Markets are going to get rocked as the Federal Reserve pushes interest rates higher, said top Fed watcher Ricardo Reis.

The Federal Reserve is likely to raise interest rates more than the markets now expect, says Ricardo Reis, an economist at the London School of Economics.

“Markets are going to get rocked,” Reis told MarketWatch on the sidelines of the American Economic Association annual meeting in New Orleans on Saturday.


“All the risks are on the upside. A rate of 5.5% is the minimum,” he added.

Last month the Fed raised the top end of its benchmark rate range to 4.5%. The central bank penciled in a 5.25% terminal rate.

Investors who trade in the fed-funds futures market now expect the Fed to stop raising when rates get to 5%.

Reis thinks the central bank will ultimately move rates higher.

The Fed is burned by failing to recognize the persistent upward move of inflation in 2021, he said.

“So I think they are biased toward over-tightening,” he said. “Either legitimately or because they are worried about fixing their past mistake, there are going to be tighter than you think.”
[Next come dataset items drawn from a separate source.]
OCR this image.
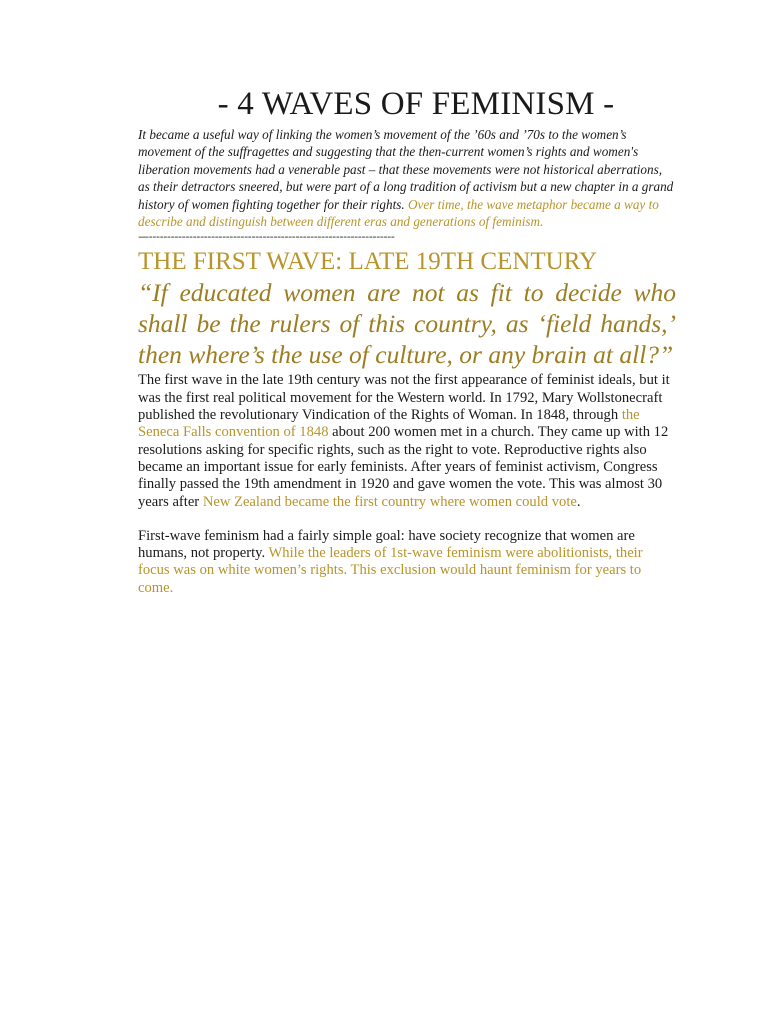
- 4 WAVES OF FEMINISM -

It became a useful way of linking the women’s movement of the ’60s and ’70s to the women’s movement of the suffragettes and suggesting that the then-current women’s rights and women's liberation movements had a venerable past – that these movements were not historical aberrations, as their detractors sneered, but were part of a long tradition of activism but a new chapter in a grand history of women fighting together for their rights. Over time, the wave metaphor became a way to describe and distinguish between different eras and generations of feminism.

—-------------------------------------------------------------------
THE FIRST WAVE: LATE 19TH CENTURY

“If educated women are not as fit to decide who shall be the rulers of this country, as ‘field hands,’ then where’s the use of culture, or any brain at all?”

The first wave in the late 19th century was not the first appearance of feminist ideals, but it was the first real political movement for the Western world. In 1792, Mary Wollstonecraft published the revolutionary Vindication of the Rights of Woman. In 1848, through the Seneca Falls convention of 1848 about 200 women met in a church. They came up with 12 resolutions asking for specific rights, such as the right to vote. Reproductive rights also became an important issue for early feminists. After years of feminist activism, Congress finally passed the 19th amendment in 1920 and gave women the vote. This was almost 30 years after New Zealand became the first country where women could vote.

First-wave feminism had a fairly simple goal: have society recognize that women are humans, not property. While the leaders of 1st-wave feminism were abolitionists, their focus was on white women’s rights. This exclusion would haunt feminism for years to come.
The economy is at a turning point and the Fed does face some “tough calls,” Reis said.

The key going forward is the path of wages.
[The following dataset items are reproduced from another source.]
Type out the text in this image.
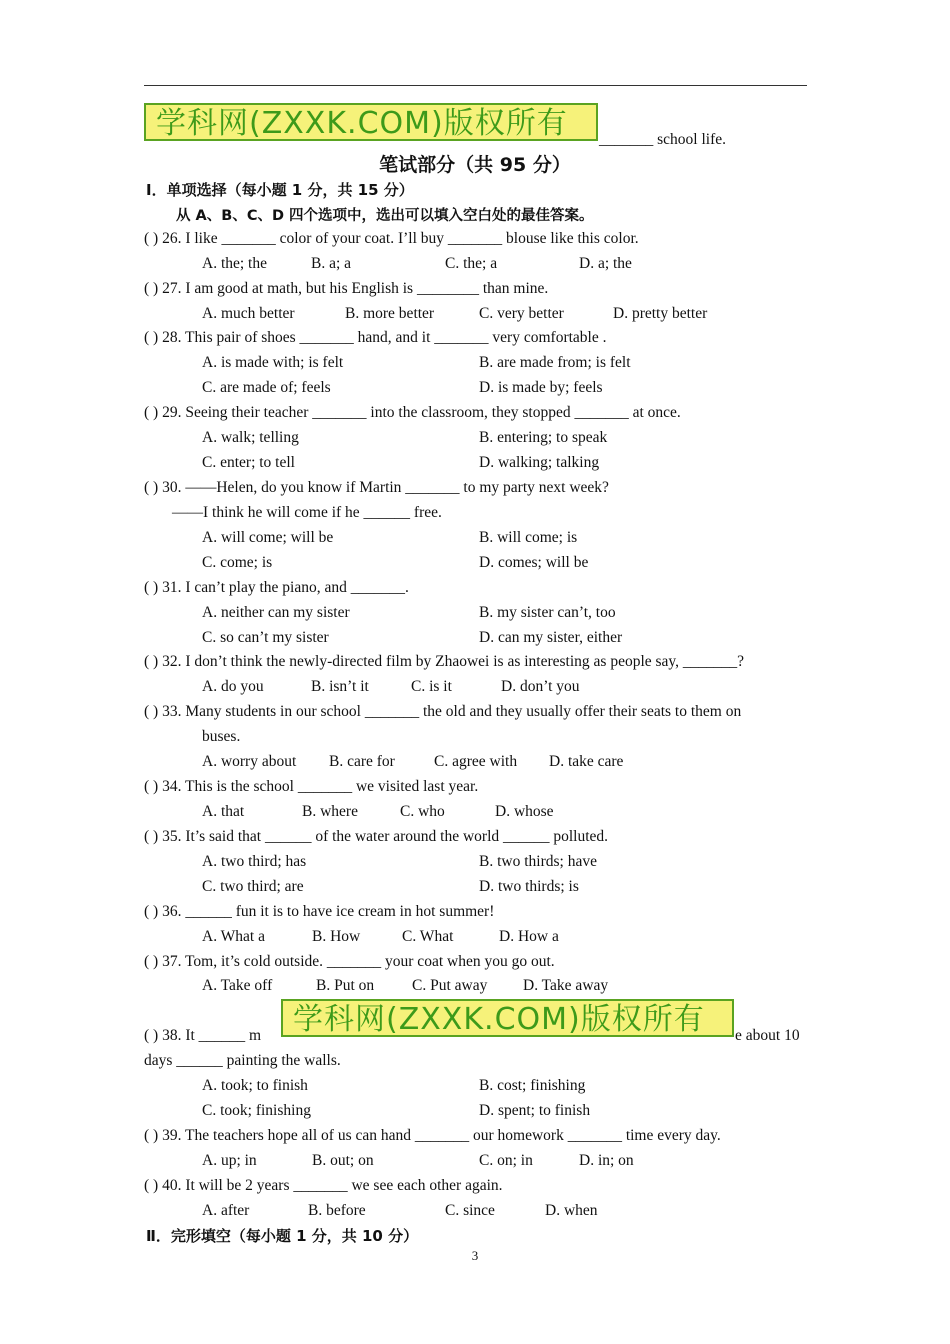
学科网(ZXXK.COM)版权所有	_______ school life.
笔试部分（共 95 分）
Ⅰ．单项选择（每小题 1 分，共 15 分）
从 A、B、C、D 四个选项中，选出可以填入空白处的最佳答案。
( ) 26. I like _______ color of your coat. I’ll buy _______ blouse like this color.
A. the; the	B. a; a	C. the; a	D. a; the
( ) 27. I am good at math, but his English is ________ than mine.
A. much better	B. more better	C. very better	D. pretty better
( ) 28. This pair of shoes _______ hand, and it _______ very comfortable .
A. is made with; is felt	B. are made from; is felt
C. are made of; feels	D. is made by; feels
( ) 29. Seeing their teacher _______ into the classroom, they stopped _______ at once.
A. walk; telling	B. entering; to speak
C. enter; to tell	D. walking; talking
( ) 30. ——Helen, do you know if Martin _______ to my party next week?
——I think he will come if he ______ free.
A. will come; will be	B. will come; is
C. come; is	D. comes; will be
( ) 31. I can’t play the piano, and _______.
A. neither can my sister	B. my sister can’t, too
C. so can’t my sister	D. can my sister, either
( ) 32. I don’t think the newly-directed film by Zhaowei is as interesting as people say, _______?
A. do you	B. isn’t it	C. is it	D. don’t you
( ) 33. Many students in our school _______ the old and they usually offer their seats to them on
buses.
A. worry about B. care for	C. agree with D. take care
( ) 34. This is the school _______ we visited last year.
A. that	B. where	C. who	D. whose
( ) 35. It’s said that ______ of the water around the world ______ polluted.
A. two third; has	B. two thirds; have
C. two third; are	D. two thirds; is
( ) 36. ______ fun it is to have ice cream in hot summer!
A. What a	B. How	C. What	D. How a
( ) 37. Tom, it’s cold outside. _______ your coat when you go out.
A. Take off	B. Put on C. Put away D. Take away
( ) 38. It ______ m	学科网(ZXXK.COM)版权所有	e about 10
days ______ painting the walls.
A. took; to finish	B. cost; finishing
C. took; finishing	D. spent; to finish
( ) 39. The teachers hope all of us can hand _______ our homework _______ time every day.
A. up; in	B. out; on	C. on; in	D. in; on
( ) 40. It will be 2 years _______ we see each other again.
A. after	B. before	C. since	D. when
Ⅱ．完形填空（每小题 1 分，共 10 分）
3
Workers need to have their wages go up because their paychecks have not kept up with inflation.

So the Fed is going to have to gauge if the rise in wages is too much, just right or too little, he said.

If wages don’t rise much, inflation can quickly return to the Fed’s 2% target, he said.

If wages rise in line with productivity, the Fed won’t have to raise too much and inflation will come down to 2% in a few years.

This will be difficult because productivity is an economic variable that is hard to measure.

If wages spike, this would probably cause companies to continue raising prices, kicking off a wage-price spiral, Reis warned.

The Fed might overreact to the rise in wages, he said.

There is a scenario where rates go up “much more,” Reis said. But there is a range — it could be “much much more” or “much more” or “just more.”

Reis said that he was sympathetic to the idea that raising the unemployment rate to 5.5% was not a terrible outcome if it means a return to low inflation.

The unemployment rate hit 3.5% in December.

Stocks moved sharply higher Friday when the government reported relatively slow increase in wages in December.